800+ coraz bliżej

W poniedziałek Andrzej Duda ma oficjalnie podpisać nowelizację ustawy o pomocy państwa w wychowywaniu dzieci, która zakłada podwyższenie świadczenia 500 plus do 800 złotych. Z reguły prezydent podpisuje tego typu dokumenty w swoim zaciszu, a społeczeństwo jest tylko o tym informowane. Tym razem jednak będzie zupełnie inaczej i wszystko wydarzy się przed obiektywami kamer, w ceremonialny sposób.
Po ty, jak Jarosław Kaczyński niespodziewanie w połowie maja, że będzie 800+, rząd bardzo szybko domknął ten temat. W zaledwie niecałe trzy miesiące od ogłoszenia tej informacji już 7 sierpnia oficjalnie będzie wiadomo, że zmieni się kwota świadczenia. Dla obecnego rządu to ogromny sukces, bowiem sam wprowadził ten dodatek, a teraz go znacząco podnosi. Dlatego też cała uroczystość podpisu ma mieć charakter bardzo oficjalny.
– Zakład podniesie wysokość świadczenia z urzędu. Zmiana nastąpi automatycznie i obejmie wszystkich uprawnionych. Nie ma potrzeby zgłaszania się w tej sprawie do ZUS – powiedziała niedawno prezes ZUS prof. Gertruda Uścińska. Oznacza to, że rodzice nie muszą kompletnie nic robić, jeżeli pobierają już świadczenie 500+ z bieżącego okresu rozliczeniowego.

Rodziny otrzymają ogromne wsparcie
Dla wielu rodzin życie w trudnej sytuacji pod dyktandem inflacji znacząco się polepszy od nowego roku. Na każde dziecko rodzice otrzymają dodatkowo po 300 złotych więcej, a więc łączna kwota w przypadku rodzin wielodzietnych zrobi się naprawdę pokaźna. To też sprawi, że zmniejszy się ubóstwo w społeczeństwie. Rodzice będą mogli zapewnić więcej swoim dzieciom, a także poprawić sytuację materialną w gospodarstwie domowym.

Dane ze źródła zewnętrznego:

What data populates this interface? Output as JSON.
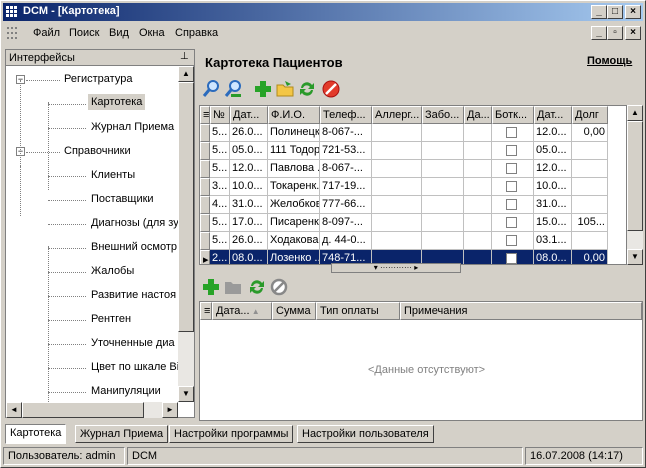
{
  "window": {
    "title": "DCM - [Картотека]"
  },
  "menu": {
    "file": "Файл",
    "search": "Поиск",
    "view": "Вид",
    "windows": "Окна",
    "help": "Справка"
  },
  "left_panel": {
    "title": "Интерфейсы",
    "pin_icon": "pin-icon",
    "tree": [
      {
        "label": "Регистратура",
        "level": 0,
        "expanded": true
      },
      {
        "label": "Картотека",
        "level": 1,
        "selected": true
      },
      {
        "label": "Журнал Приема",
        "level": 1
      },
      {
        "label": "Справочники",
        "level": 0,
        "expanded": true
      },
      {
        "label": "Клиенты",
        "level": 1
      },
      {
        "label": "Поставщики",
        "level": 1
      },
      {
        "label": "Диагнозы (для зу",
        "level": 1
      },
      {
        "label": "Внешний осмотр",
        "level": 1
      },
      {
        "label": "Жалобы",
        "level": 1
      },
      {
        "label": "Развитие настоя",
        "level": 1
      },
      {
        "label": "Рентген",
        "level": 1
      },
      {
        "label": "Уточненные диа",
        "level": 1
      },
      {
        "label": "Цвет по шкале Ві",
        "level": 1
      },
      {
        "label": "Манипуляции",
        "level": 1
      }
    ]
  },
  "main": {
    "heading": "Картотека Пациентов",
    "help_link": "Помощь",
    "toolbar_icons": [
      "search-icon",
      "user-search-icon",
      "add-icon",
      "open-folder-icon",
      "refresh-icon",
      "delete-icon"
    ],
    "patients": {
      "columns": [
        "№",
        "Дат...",
        "Ф.И.О.",
        "Телеф...",
        "Аллерг...",
        "Забо...",
        "Да...",
        "Ботк...",
        "Дат...",
        "Долг"
      ],
      "rows": [
        [
          "5...",
          "26.0...",
          "Полинецк...",
          "8-067-...",
          "",
          "",
          "",
          "",
          "12.0...",
          "0,00"
        ],
        [
          "5...",
          "05.0...",
          "111 Тодор...",
          "721-53...",
          "",
          "",
          "",
          "",
          "05.0...",
          ""
        ],
        [
          "5...",
          "12.0...",
          "Павлова ...",
          "8-067-...",
          "",
          "",
          "",
          "",
          "12.0...",
          ""
        ],
        [
          "3...",
          "10.0...",
          "Токаренк...",
          "717-19...",
          "",
          "",
          "",
          "",
          "10.0...",
          ""
        ],
        [
          "4...",
          "31.0...",
          "Желобков...",
          "777-66...",
          "",
          "",
          "",
          "",
          "31.0...",
          ""
        ],
        [
          "5...",
          "17.0...",
          "Писаренк...",
          "8-097-...",
          "",
          "",
          "",
          "",
          "15.0...",
          "105..."
        ],
        [
          "5...",
          "26.0...",
          "Ходакова ...",
          "д. 44-0...",
          "",
          "",
          "",
          "",
          "03.1...",
          ""
        ],
        [
          "2...",
          "08.0...",
          "Лозенко ...",
          "748-71...",
          "",
          "",
          "",
          "",
          "08.0...",
          "0,00"
        ]
      ],
      "active_row": 7
    },
    "payments_toolbar_icons": [
      "add-icon",
      "folder-icon",
      "refresh-icon",
      "cancel-icon"
    ],
    "payments": {
      "columns": [
        "Дата...",
        "Сумма",
        "Тип оплаты",
        "Примечания"
      ],
      "empty_text": "<Данные отсутствуют>"
    }
  },
  "tabs": [
    "Картотека",
    "Журнал Приема",
    "Настройки программы",
    "Настройки пользователя"
  ],
  "status": {
    "user": "Пользователь: admin",
    "app": "DCM",
    "datetime": "16.07.2008 (14:17)"
  }
}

Dla rządu będzie to bardzo duży wydatek, ale tak naprawdę pokryje je społeczeństwo. Bo to z naszych podatków, które są coraz większe idą pieniądze na 800+. Dlatego też tak naprawdę najwięcej tracą osoby, które nie mają dzieci, a są w wieku produktywnym. Im państwo jak na razie nie zapewnia nic w przeciwieństwo np. patrząc też na drugi biegun, a więc seniorów.